Not sure how you can expect the people, not the nobility, to follow you or integrate with your people when your people just horribly brutalized them for fun and may have wiped out a good portion of the local population
 
I doubt simply or only having the noble’s children as wards/hostages would be enough to deter the locals now subject to a new ruler to follow and I doubt so much time and resources can be spared to guarding the newly conquered territories

And how many people would be around or be around and still be both physically and mentally able to continue working
 
But I’ve heard before that supposedly, the commanders hold back their soldiers in doing the sacking while they’re doing conquest for practicality’s sake and mostly only do it when they get to the main areas
Depending on the force composition, the question was : can the commander hold them back?

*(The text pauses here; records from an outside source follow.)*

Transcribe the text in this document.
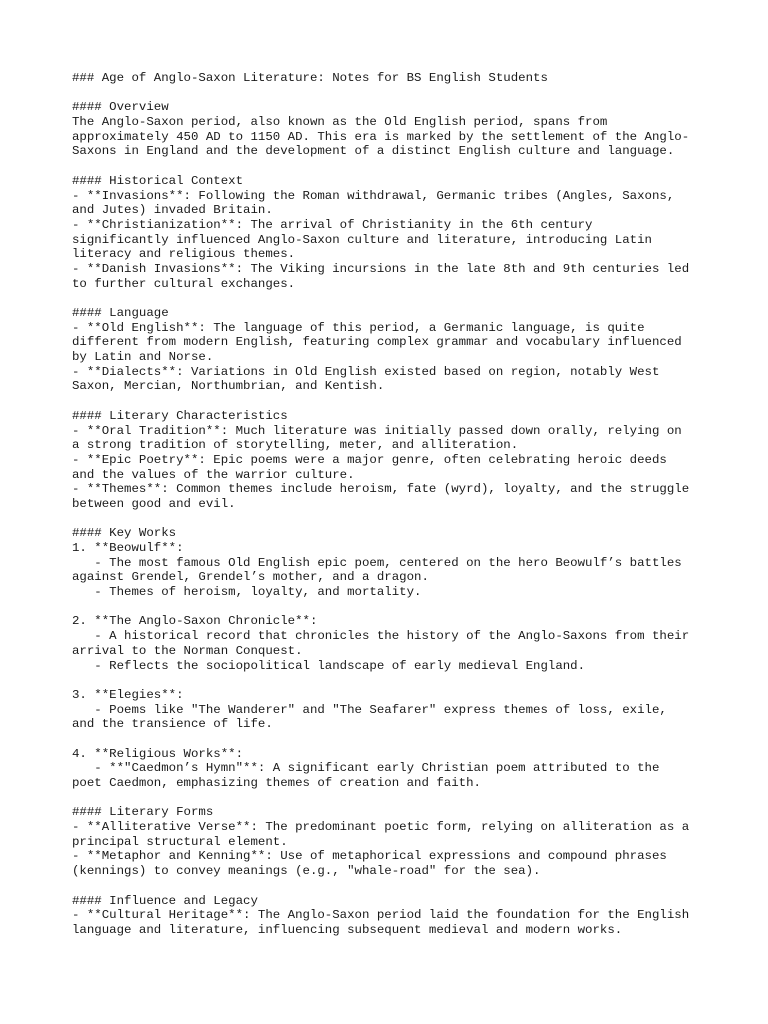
### Age of Anglo-Saxon Literature: Notes for BS English Students
#### Overview
The Anglo-Saxon period, also known as the Old English period, spans from
approximately 450 AD to 1150 AD. This era is marked by the settlement of the Anglo-
Saxons in England and the development of a distinct English culture and language.
#### Historical Context
- **Invasions**: Following the Roman withdrawal, Germanic tribes (Angles, Saxons,
and Jutes) invaded Britain.
- **Christianization**: The arrival of Christianity in the 6th century
significantly influenced Anglo-Saxon culture and literature, introducing Latin
literacy and religious themes.
- **Danish Invasions**: The Viking incursions in the late 8th and 9th centuries led
to further cultural exchanges.
#### Language
- **Old English**: The language of this period, a Germanic language, is quite
different from modern English, featuring complex grammar and vocabulary influenced
by Latin and Norse.
- **Dialects**: Variations in Old English existed based on region, notably West
Saxon, Mercian, Northumbrian, and Kentish.
#### Literary Characteristics
- **Oral Tradition**: Much literature was initially passed down orally, relying on
a strong tradition of storytelling, meter, and alliteration.
- **Epic Poetry**: Epic poems were a major genre, often celebrating heroic deeds
and the values of the warrior culture.
- **Themes**: Common themes include heroism, fate (wyrd), loyalty, and the struggle
between good and evil.
#### Key Works
1. **Beowulf**:
- The most famous Old English epic poem, centered on the hero Beowulf’s battles
against Grendel, Grendel’s mother, and a dragon.
- Themes of heroism, loyalty, and mortality.
2. **The Anglo-Saxon Chronicle**:
- A historical record that chronicles the history of the Anglo-Saxons from their
arrival to the Norman Conquest.
- Reflects the sociopolitical landscape of early medieval England.
3. **Elegies**:
- Poems like "The Wanderer" and "The Seafarer" express themes of loss, exile,
and the transience of life.
4. **Religious Works**:
- **"Caedmon’s Hymn"**: A significant early Christian poem attributed to the
poet Caedmon, emphasizing themes of creation and faith.
#### Literary Forms
- **Alliterative Verse**: The predominant poetic form, relying on alliteration as a
principal structural element.
- **Metaphor and Kenning**: Use of metaphorical expressions and compound phrases
(kennings) to convey meanings (e.g., "whale-road" for the sea).
#### Influence and Legacy
- **Cultural Heritage**: The Anglo-Saxon period laid the foundation for the English
language and literature, influencing subsequent medieval and modern works.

With more professional forces, the answer might be yes sometimes, with a bunch of pissed off levied peasants, not really.
Not sure how you can expect the people, not the nobility, to follow you or integrate with your people when your people just horribly brutalized them for fun and may have wiped out a good portion of the local population
The question is, did the conquerors expect the local population to follow them? Depends on a lot of details. The whole operation could have been a raid, as such leaving a bunch of uninhabited ruins just meant the pissed off enemy would be weaker in the future, and the decades it would take to rebuild would be purely his problem.
Could be that the conquerors planned to resettle the area with their own people, so, don't care how the former owners feel about them.
For quite a few factions sacking meant enslaving what locals they could, making them part of the loot.
Mongols, for example, would just massacre most of city populations that didn't surrender.
In some cases the population was infidels/heretics to the conquering faction, in which case they weren't expected to follow willingly either way.

So in the end, only if the conqueror does want the city and its population intact, and has a force disciplined enough to hold back (which they probably have to pay themselves in a different form than loot), then they go on without sacking.